Kumagusu Minakata was born in the castle city of Wakayama on April 15, 1867, the second son to a hardware dealer Yahei Minakata, 39, and wife Sumi, 30, and was raised with three brothers and two sisters.
Since childhood, he had had extraordinary interests in the natural world and demonstrated a marvelous memory. As early as at the age of seven he transcribed an encyclopedia. To develop his talent, Yahei, a self-made man, sent Kumagusu to the newly opened Wakayama Middle School (now Toin High), which was unconventional for a merchant family those days. Kumagusu’s thirst for knowledge was growing bigger as he at home recited the Chinese classics and transcribed the books that he had learned off by heart at a collector’s place.
That he transcribed Wakan Sansai Zue, an encyclopedia of 105 volumes, and Honzo Komoku, illustrated books of flora, in over five years is an extremely famous episode from this period. At school, however, he remained a low achiever. He was such a kid that finished lunch earlier and observed a frog or a crab in the empty lunch box.
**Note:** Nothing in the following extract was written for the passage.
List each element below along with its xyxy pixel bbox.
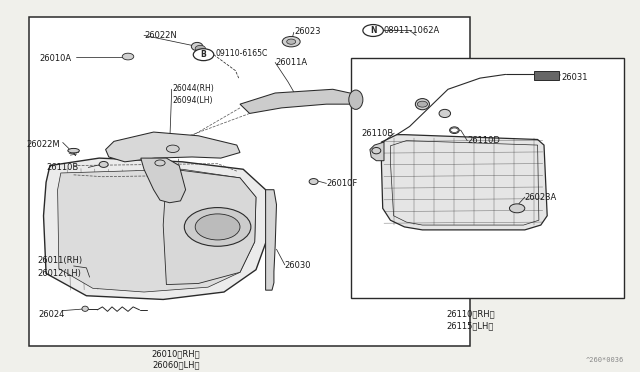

After finishing middle school, he came to Tokyo in March 1883 and the following year entered the Preparatory School of Tokyo University. Among the colleagues were Shiki Masaoka, Soseki Natsume and Bimyo Yamada, who later became eminent figures of Japanese literature. Again Kumagusu was not interested in school and spent more time outside the university transcribing books in libraries, visiting zoos and botanic gardens, and collecting artifacts, animals, plants and minerals. At the news that Miles J. Berkeley, a world-famous British cryptogamist, and an American botanist Moses A. Curtis had collected 6000 species of fungi including slime molds, Kumagusu decided to produce an illustrated book that would cover more.
What with this and that, he didn’t study much at university. In February 1886, following a failure at the end-of-year exam, he came home and told father that he would go to America, Initially opposed Yahei finally gave in to his son’s enthusiasm and let him go.